Projeto de Lei 4476/2023 busca regulamentar moedas sociais digitais e fortalece articulação entre bancos comunitários e Congresso
O Projeto de Lei 4476/2023, de autoria do deputado Caio Vianna (PSD-RJ), avança no debate público ao propor a regulamentação das moedas sociais no Brasil. A iniciativa estabelece um marco legal para a emissão, circulação e fiscalização dessas moedas, utilizadas principalmente por bancos comunitários como instrumento de desenvolvimento local.
Pelo texto, moeda social é definida como um instrumento de pagamento que circula dentro da área de atuação de um banco comunitário emissor. O projeto determina que sua emissão e transação ocorram exclusivamente em formato digital, por meio de tecnologias de registro distribuído, como blockchain*.
*Blockchain é um tipo de tecnologia que registra transações em uma espécie de “livro-caixa digital” compartilhado, público e muito difícil de adulterar.
Além disso, as moedas sociais deverão ser integralmente lastreadas em moeda corrente nacional e permanentemente indexadas ao real, garantindo estabilidade de valor e confiança dos usuários . A proposta também autoriza entidades jurídicas a operarem como bancos comunitários e abre a possibilidade de que o poder público contrate esses serviços para execução de políticas públicas.
Outro ponto relevante é a exigência de autorização por parte do órgão responsável pela política monetária nacional para a emissão dessas moedas, criando um sistema de supervisão institucional . Para iniciativas já existentes, o projeto prevê um prazo de dois anos para adequação às novas regras.
Na justificativa, o autor destaca que as moedas sociais são instrumentos importantes para direcionar a renda para pequenos empreendedores locais, fortalecendo economias territoriais. Ao mesmo tempo, argumenta que a regulamentação é necessária para evitar fraudes e garantir a credibilidade dessas iniciativas, propondo o uso de tecnologias mais seguras e rastreáveis .
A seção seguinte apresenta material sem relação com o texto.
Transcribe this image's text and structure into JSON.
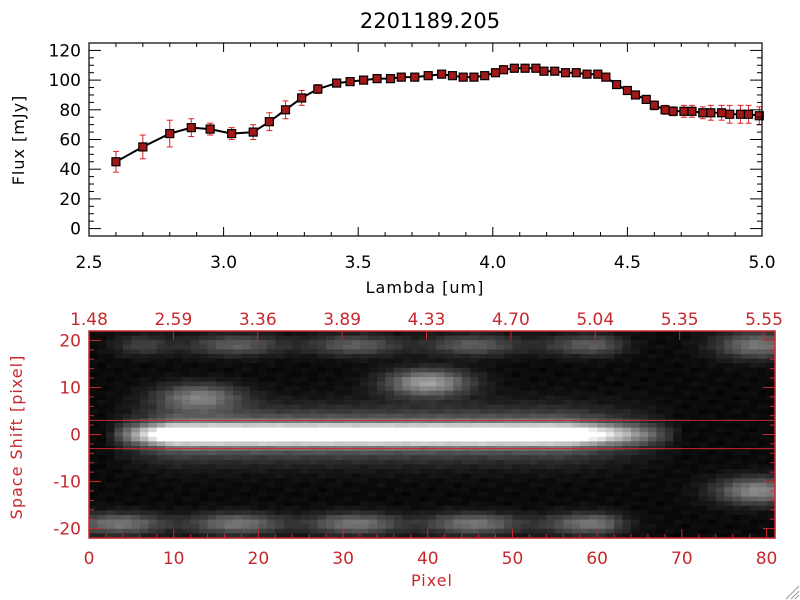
{
  "chart_data": [
    {
      "type": "line",
      "title": "2201189.205",
      "xlabel": "Lambda [um]",
      "ylabel": "Flux [mJy]",
      "xlim": [
        2.5,
        5.0
      ],
      "ylim": [
        -5,
        125
      ],
      "xticks": [
        "2.5",
        "3.0",
        "3.5",
        "4.0",
        "4.5",
        "5.0"
      ],
      "yticks": [
        "0",
        "20",
        "40",
        "60",
        "80",
        "100",
        "120"
      ],
      "colors": {
        "line": "#000000",
        "marker": "#a01818",
        "errorbar": "#dd2222"
      },
      "x": [
        2.6,
        2.7,
        2.8,
        2.88,
        2.95,
        3.03,
        3.11,
        3.17,
        3.23,
        3.29,
        3.35,
        3.42,
        3.47,
        3.52,
        3.57,
        3.62,
        3.66,
        3.71,
        3.76,
        3.81,
        3.85,
        3.89,
        3.93,
        3.97,
        4.01,
        4.04,
        4.08,
        4.12,
        4.16,
        4.19,
        4.23,
        4.27,
        4.31,
        4.35,
        4.39,
        4.42,
        4.46,
        4.5,
        4.53,
        4.57,
        4.6,
        4.64,
        4.67,
        4.71,
        4.74,
        4.78,
        4.81,
        4.85,
        4.88,
        4.92,
        4.95,
        4.99
      ],
      "values": [
        45,
        55,
        64,
        68,
        67,
        64,
        65,
        72,
        80,
        88,
        94,
        98,
        99,
        100,
        101,
        101,
        102,
        102,
        103,
        104,
        103,
        102,
        102,
        103,
        105,
        107,
        108,
        108,
        108,
        106,
        106,
        105,
        105,
        104,
        104,
        102,
        97,
        93,
        90,
        87,
        83,
        80,
        79,
        79,
        79,
        78,
        78,
        78,
        77,
        77,
        77,
        76
      ],
      "errors": [
        7,
        8,
        9,
        6,
        4,
        4,
        5,
        6,
        6,
        5,
        3,
        2,
        2,
        2,
        2,
        2,
        2,
        2,
        2,
        2,
        2,
        2,
        2,
        2,
        2,
        2,
        2,
        2,
        2,
        2,
        2,
        2,
        2,
        2,
        2,
        2,
        2,
        2,
        2,
        2,
        3,
        3,
        3,
        4,
        4,
        4,
        5,
        5,
        6,
        6,
        6,
        6
      ]
    },
    {
      "type": "heatmap",
      "xlabel": "Pixel",
      "ylabel": "Space Shift [pixel]",
      "xlim": [
        0,
        81
      ],
      "ylim": [
        -22,
        22
      ],
      "xticks": [
        "0",
        "10",
        "20",
        "30",
        "40",
        "50",
        "60",
        "70",
        "80"
      ],
      "yticks": [
        "-20",
        "-10",
        "0",
        "10",
        "20"
      ],
      "top_axis_ticks": [
        "1.48",
        "2.59",
        "3.36",
        "3.89",
        "4.33",
        "4.70",
        "5.04",
        "5.35",
        "5.55"
      ],
      "aperture_lines": [
        3,
        -3
      ],
      "colors": {
        "frame": "#c8282d",
        "aperture": "#c8282d",
        "colormap": "grayscale"
      },
      "nx": 81,
      "ny": 45,
      "features": [
        {
          "kind": "trace",
          "x": [
            6,
            68
          ],
          "y": 0,
          "peak": 255
        },
        {
          "kind": "blob",
          "x": 40,
          "y": 11,
          "value": 150
        },
        {
          "kind": "blob",
          "x": 13,
          "y": 8,
          "value": 110
        },
        {
          "kind": "band",
          "x": [
            8,
            60
          ],
          "y": 19,
          "value": 85
        },
        {
          "kind": "band",
          "x": [
            0,
            60
          ],
          "y": -19,
          "value": 110
        },
        {
          "kind": "blob",
          "x": 79,
          "y": -12,
          "value": 130
        },
        {
          "kind": "blob",
          "x": 79,
          "y": 19,
          "value": 110
        }
      ]
    }
  ]
}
Durante o programa Bancos da Democracia, da Rádio e TV Atitude Popular, exibido em 27 de abril, o tema surgiu de forma pontual a partir de uma interação no chat. Joaquim Melo, fundador do Banco Palmas e da primeira moeda social do Brasil, questionou a deputada Érika Kokay sobre a tramitação do projeto na Comissão de Constituição e Justiça e pediu apoio para que a proposta avance.
Em resposta, a parlamentar sinalizou compromisso com a pauta. “Pode contar conosco para tentar avançar o projeto na Comissão de Constituição e Justiça”, afirmou, indicando apoio à tramitação do PL 4476/2023.
A manifestação, ainda que breve, representa um reforço político importante para a proposta, especialmente diante do papel estratégico da CCJ no andamento legislativo. Para redes de economia solidária e bancos comunitários, a regulamentação pode significar não apenas segurança jurídica, mas também a possibilidade de ampliação dessas experiências em escala nacional.
O PL 4476/2023 insere-se em um contexto mais amplo de discussão sobre novas formas de organização econômica, nas quais a circulação de renda nos territórios e o fortalecimento das comunidades ganham centralidade. Ao propor regras claras para as moedas sociais, o projeto busca consolidar uma prática já existente e abrir caminho para sua integração com políticas públicas e tecnologias financeiras emergentes.